Gerade hellsichtig war diese Voraussage nicht. Denn dies «prophezeite» Shiva zwei Wochen nach der Mister-Schweiz-Wahl im April, als der «Blick» Stephan Weiler, Drogist und Student aus St.Gallen, längst zum «Lang-Weiler» gekürt hatte.

Recht hatte Mike Shiva, dieser gewiefte Amateurpsychologe, trotzdem. Denn die «Lang-Weiler»-Kampagne sollte nur den Beginn einer ganzen Reihe von Artikeln markieren, in welchen über den 24-Jährigen getratscht wurde. Auf dem Höhepunkt dieser Welle wurde Weiler wegen eines Bildes in einem Schwulenmagazin Homosexualität angedichtet – ein Gerücht, das sich hartnäckig hält: Als sich Weiler vor kurzem von seiner Freundin Jasmin Braunwalder trennte, schrieb «News»: «Mister Schweiz Stephan Weiler wieder Single – ist er doch schwul?»

«Weg mit Stephan Weiler!»

In «20 Minuten» wurde er kürzlich wegen eines angeblichen Nazianhängers an einer Kette, ein Geschenk eines offiziellen Sponsors, in die Pfanne gehauen: «Weiler mit Emblem der Nazis». Bereits kurz nach seiner Wahl hatte Häme über Weilers angebliche Eitelkeit und seine Zahnkorrektur die (Gratis-)Blätter gefüllt. Die jüngsten Gerüchte drehen sich um Weilers Unterhose auf einer Sloggy-Werbung. «Hat er da eine Hasenpfote versteckt?», fragt der «Blick». Und die «NZZ am Sonntag» enerviert sich über das Plakat: «Weg mit Stephan Weiler!»

Mister Missverstanden

Warum hacken die Medien auf diesem jungen Mann rum? Warum nur hat es dieser Mister Schweiz anscheinend so viel schwerer als seine Vorgänger?

Am Rande eines Promo-Anlasses in Bern erklärt Stephan Weiler bei einer Cola seine Sicht der Dinge. Nachdem er den Kaugummi aus dem Mund genommen hat («sieht sonst nicht gut aus auf dem Foto»), sprudeln die Worte förmlich aus ihm heraus: «Am Anfang wird jeder neue Mister geprüft. Tim Wielandt hängten sie den Kiffer an, Renzo Blumenthal war das Biobauernbübchen, das noch zu Hause wohnt», sagt er. «Nur bei mir haben sie nichts gefunden. Und deshalb bin ich jetzt halt der Lang-Weiler.» Weiler zuckt mit den Schultern, ihn kümmere das kaum mehr, er habe dafür nur ein Lächeln übrig. «Sie kommen ja immer mit den gleichen Dingen. Bagatellen», sagt er.
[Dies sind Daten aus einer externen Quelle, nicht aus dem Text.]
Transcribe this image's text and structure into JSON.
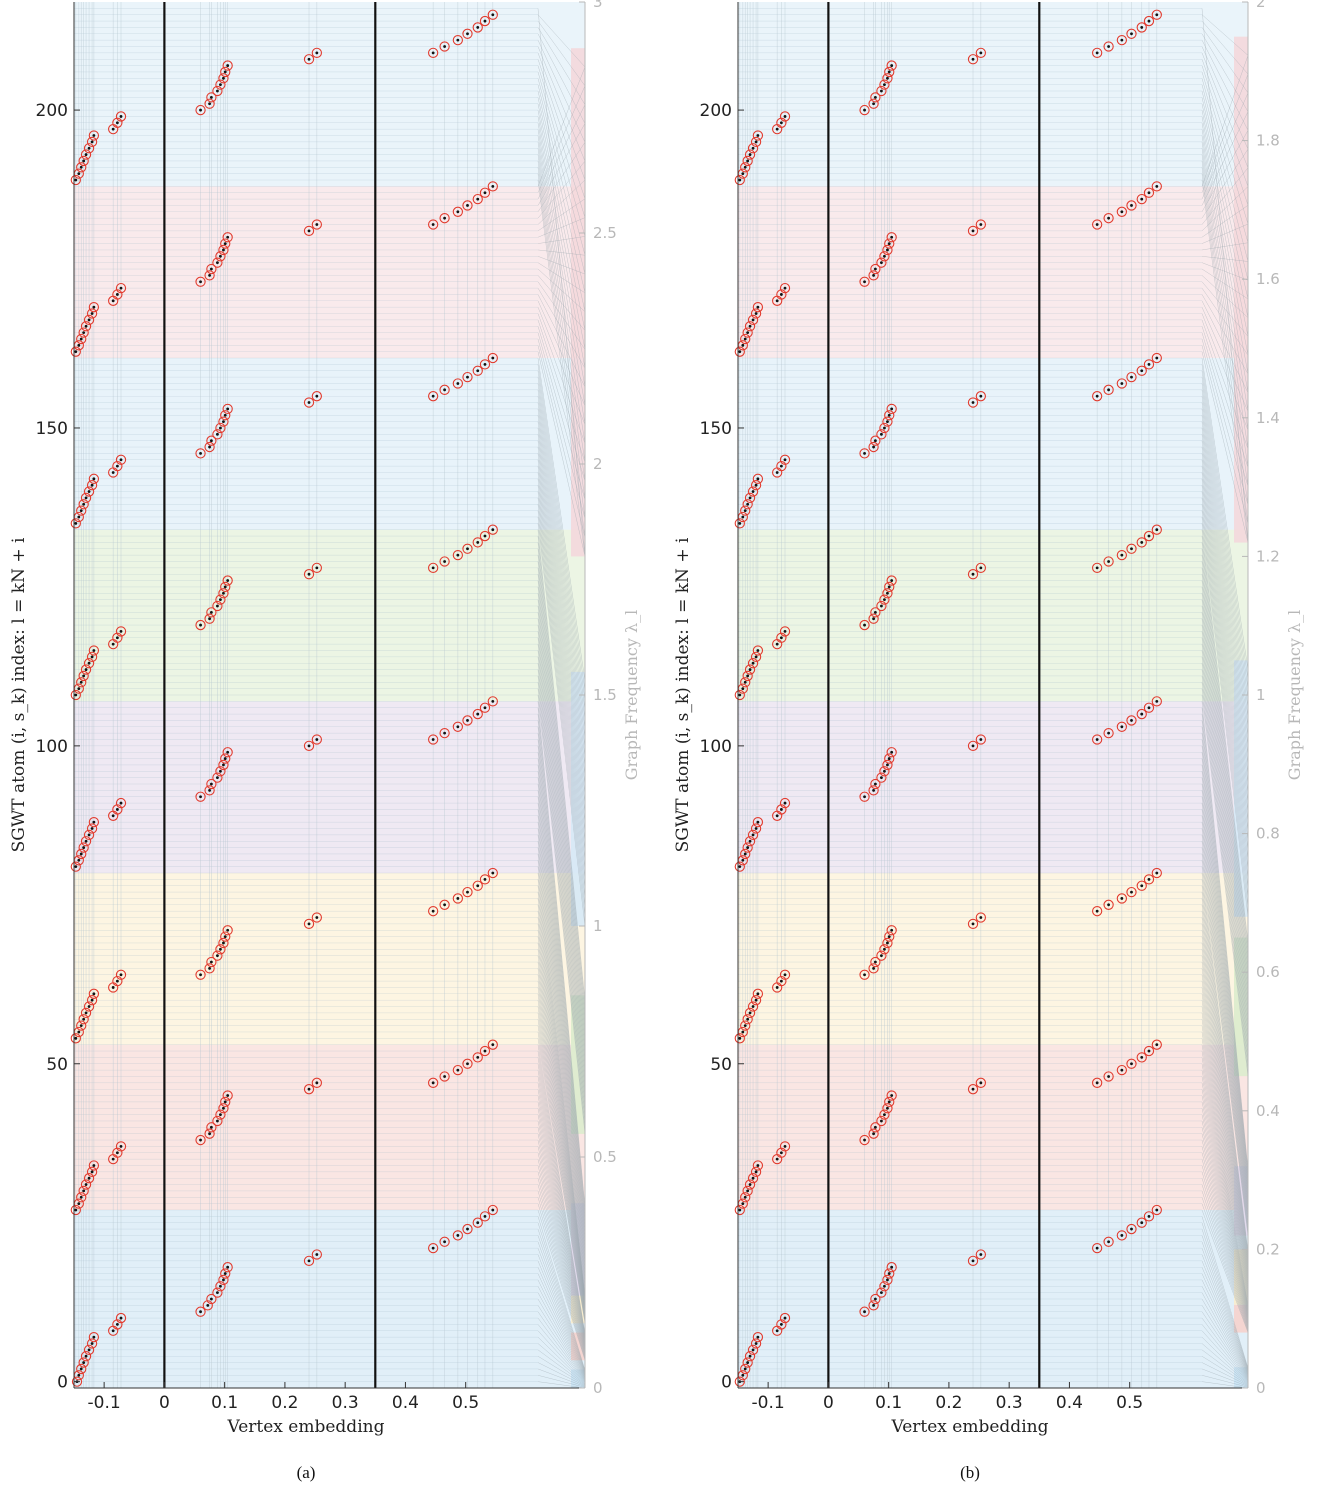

Die letzten Monate haben ihn reifen lassen. Er wirkt im Einklang mit sich und seinem Leben, sieht gut aus – seine Augen leuchten, der dunkle Anzug steht ihm. Weiler erzählt von seinen Terminen, erläutert das Thema seiner Maturaarbeit, die er im Januar abgibt. Darin schreibt er über die Mister-Schweiz-Wahl und schildert seine Erfahrungen mit den Medien.

Ein Bad in der guten Stube

«Am Anfang will man es allen recht machen. Bis man merkt, dass das nicht geht.»

Zu Beginn seiner Amtszeit, da wirkte Stephan Weiler manchmal steif und nervös, machte Fehler, wenn er Hochdeutsch sprach. Und er war im Umgang mit den Medien ungeschickt: So liess er sich filmen, wie er mit der Familie in einem gesponserten Pool in der bürgerlichen Stube plantschte. Verriet, dass er seine damalige Freundin «Chäferli» nannte. Ein gefundenes Fressen für die Medien.

Inzwischen wirkt er cooler und selbstsicherer; ein natürlicher, umgänglicher Typ. Einzig den «Bünzli» hat er nicht abgelegt. Stephan Weiler ist ein Normalo, und das prädestiniert ihn zum Mister Schweiz, dieser ultimativen Projektionsfläche. Nur: Eigentlich sind ja die meisten Schweizer Prominenten totale Bünzli – wer mit spektakulären Sünden ist, der werfe den ersten Stein.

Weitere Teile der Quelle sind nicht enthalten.